Gracie started calling herself Grace Hero, and she gained an amazing Instagram and Youtube following with her music. And Liam established himself as king of the popular boys. When they broke up - as freshmen couples often do - Liam became the stereotypical rebellious playboy. He went to all the parties, skipped school, kissed about half the girls in our year, and had the most detentions out of anyone in the grade.

I never even considered that Liam and I would date. To be honest, I never considered that Liam and Gracie would date either. I was so wrapped up in the idea of having a best friend forever, that I hadn't even considered that one day either of us would want something more than a best friend.

Gracie is beautiful. She can sing. She has the kind of voice that makes the people around her stop and look over at her in wonder. She's talented, effortlessly stylish, dedicated, passionate and hardworking when it comes to her music. I know that one day she's going to be big. And I know that when she gets big, she'll be vindictive and cruel to anyone around her. Because I know that Gracie has a mean streak, and if she's famous it will make her feel powerful, and being powerful makes her cruel. I've seen it firsthand, when she sat on the top rung of our high school hierarchy, the queen bee, and stamped me to the ground.

And Liam...

I don't know what to say about Liam. Because the Liam I knew was reckless, wild, rude. He went to every party, made a move on every girl, slept around and got into fights and made every bad choice he could make. And then he disappeared, and the Liam who has returned has changed. He's still skipping school and he's still getting arrested, but I can't help but think that instead of stupid and angry, now he's just sad.

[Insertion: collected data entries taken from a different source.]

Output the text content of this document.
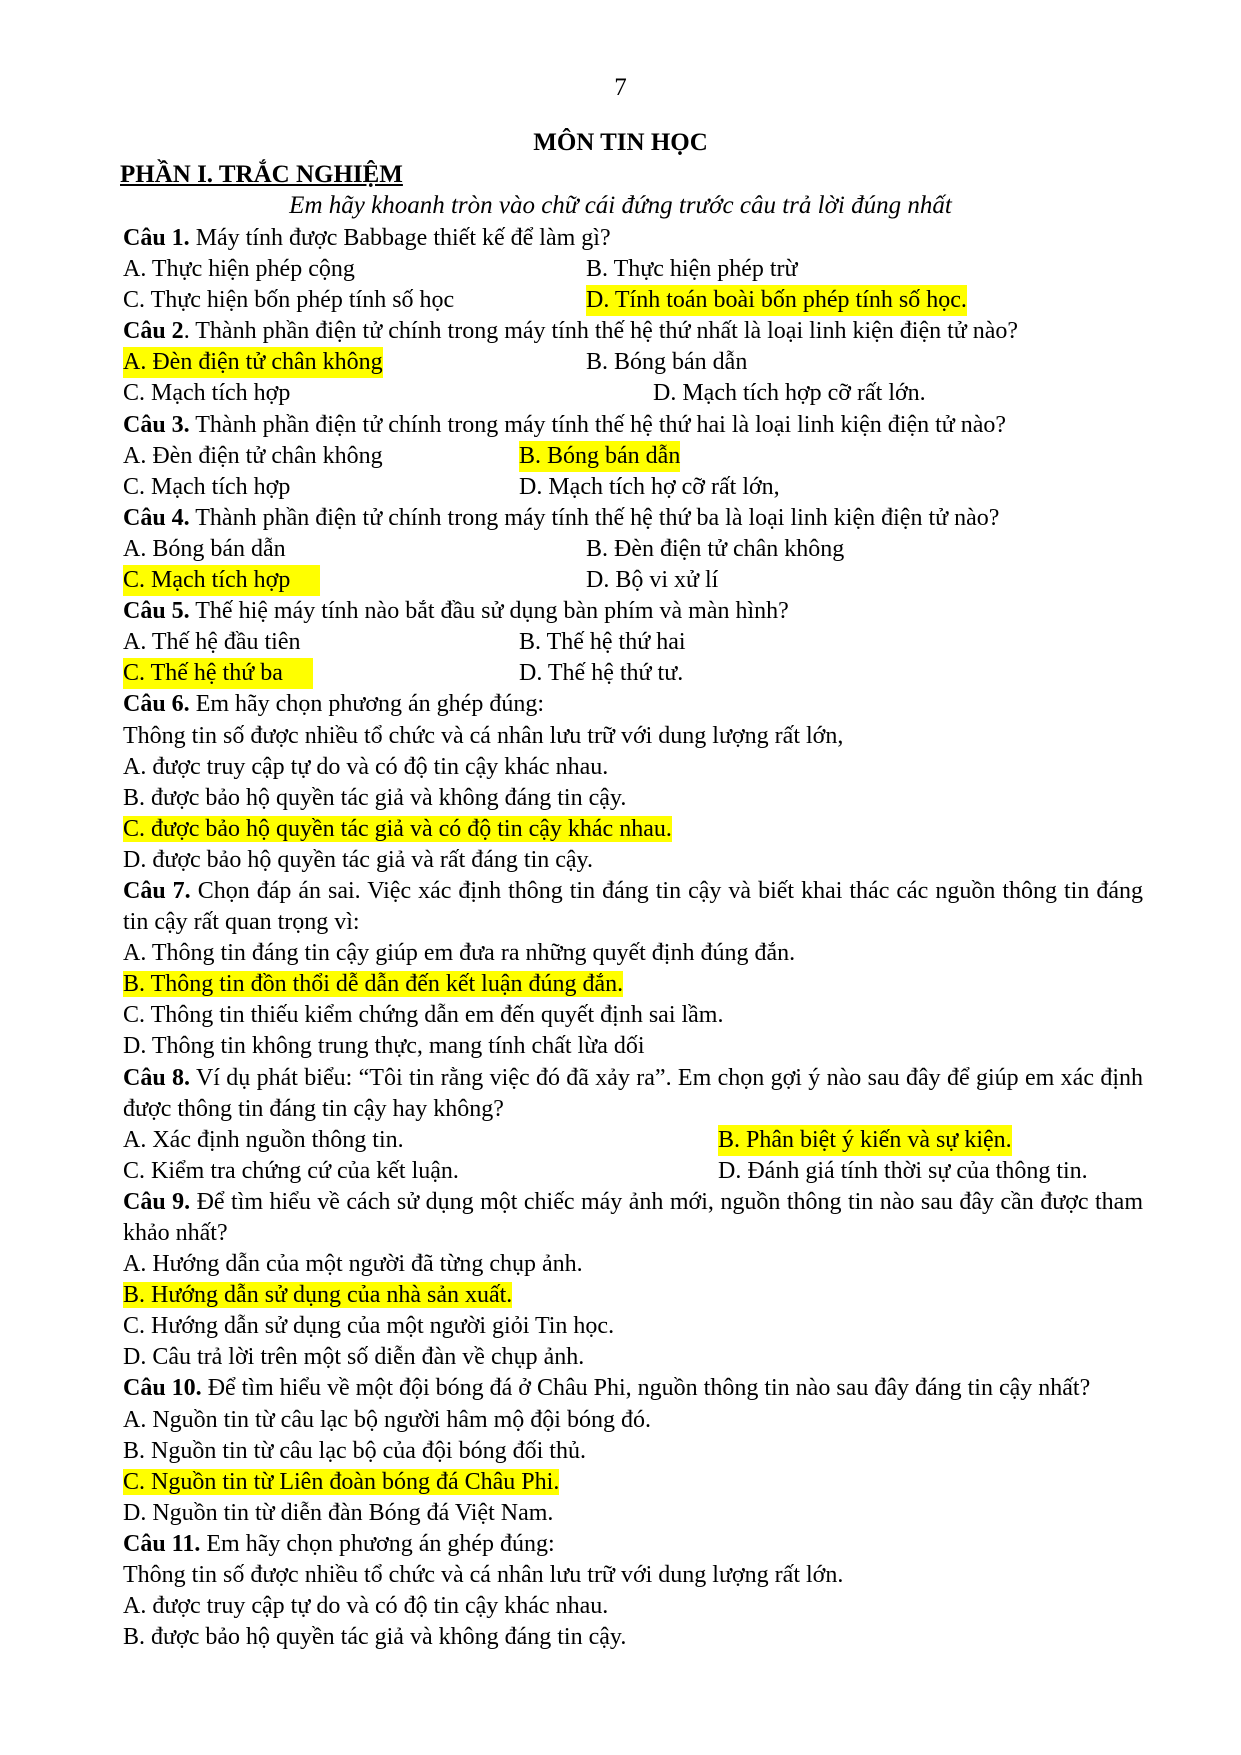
7
MÔN TIN HỌC
PHẦN I. TRẮC NGHIỆM
Em hãy khoanh tròn vào chữ cái đứng trước câu trả lời đúng nhất
Câu 1. Máy tính được Babbage thiết kế để làm gì?
A. Thực hiện phép cộng	B. Thực hiện phép trừ
C. Thực hiện bốn phép tính số học	D. Tính toán boài bốn phép tính số học.
Câu 2. Thành phần điện tử chính trong máy tính thế hệ thứ nhất là loại linh kiện điện tử nào?
A. Đèn điện tử chân không	B. Bóng bán dẫn
C. Mạch tích hợp	D. Mạch tích hợp cỡ rất lớn.
Câu 3. Thành phần điện tử chính trong máy tính thế hệ thứ hai là loại linh kiện điện tử nào?
A. Đèn điện tử chân không	B. Bóng bán dẫn
C. Mạch tích hợp	D. Mạch tích hợ cỡ rất lớn,
Câu 4. Thành phần điện tử chính trong máy tính thế hệ thứ ba là loại linh kiện điện tử nào?
A. Bóng bán dẫn	B. Đèn điện tử chân không
C. Mạch tích hợp	D. Bộ vi xử lí
Câu 5. Thế hiệ máy tính nào bắt đầu sử dụng bàn phím và màn hình?
A. Thế hệ đầu tiên	B. Thế hệ thứ hai
C. Thế hệ thứ ba	D. Thế hệ thứ tư.
Câu 6. Em hãy chọn phương án ghép đúng:
Thông tin số được nhiều tổ chức và cá nhân lưu trữ với dung lượng rất lớn,
A. được truy cập tự do và có độ tin cậy khác nhau.
B. được bảo hộ quyền tác giả và không đáng tin cậy.
C. được bảo hộ quyền tác giả và có độ tin cậy khác nhau.
D. được bảo hộ quyền tác giả và rất đáng tin cậy.
Câu 7. Chọn đáp án sai. Việc xác định thông tin đáng tin cậy và biết khai thác các nguồn thông tin đáng tin cậy rất quan trọng vì:
A. Thông tin đáng tin cậy giúp em đưa ra những quyết định đúng đắn.
B. Thông tin đồn thổi dễ dẫn đến kết luận đúng đắn.
C. Thông tin thiếu kiểm chứng dẫn em đến quyết định sai lầm.
D. Thông tin không trung thực, mang tính chất lừa dối
Câu 8. Ví dụ phát biểu: “Tôi tin rằng việc đó đã xảy ra”. Em chọn gợi ý nào sau đây để giúp em xác định được thông tin đáng tin cậy hay không?
A. Xác định nguồn thông tin.	B. Phân biệt ý kiến và sự kiện.
C. Kiểm tra chứng cứ của kết luận.	D. Đánh giá tính thời sự của thông tin.
Câu 9. Để tìm hiểu về cách sử dụng một chiếc máy ảnh mới, nguồn thông tin nào sau đây cần được tham khảo nhất?
A. Hướng dẫn của một người đã từng chụp ảnh.
B. Hướng dẫn sử dụng của nhà sản xuất.
C. Hướng dẫn sử dụng của một người giỏi Tin học.
D. Câu trả lời trên một số diễn đàn về chụp ảnh.
Câu 10. Để tìm hiểu về một đội bóng đá ở Châu Phi, nguồn thông tin nào sau đây đáng tin cậy nhất?
A. Nguồn tin từ câu lạc bộ người hâm mộ đội bóng đó.
B. Nguồn tin từ câu lạc bộ của đội bóng đối thủ.
C. Nguồn tin từ Liên đoàn bóng đá Châu Phi.
D. Nguồn tin từ diễn đàn Bóng đá Việt Nam.
Câu 11. Em hãy chọn phương án ghép đúng:
Thông tin số được nhiều tổ chức và cá nhân lưu trữ với dung lượng rất lớn.
A. được truy cập tự do và có độ tin cậy khác nhau.
B. được bảo hộ quyền tác giả và không đáng tin cậy.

But he's also smart, and creative, and genuinely caring, when he wants to be. I've seen that, and I know that in my heart.

And I don't know how I feel about him.

Because I hate the part of him who doesn't think of others. He's selfish, and doesn't care for a second about the girls whose hearts he broke, or the property he's destroyed, or his school grades or his mom, who worries about him. He can be just as callous and cruel as Grace, or even more so. And it makes my blood boil when I think about the nights in the summer before junior year, when he would get drunk and angry, and terrorise his own mother so much that Sonja slept at our house for weeks. He was a horrible, vile person, back then.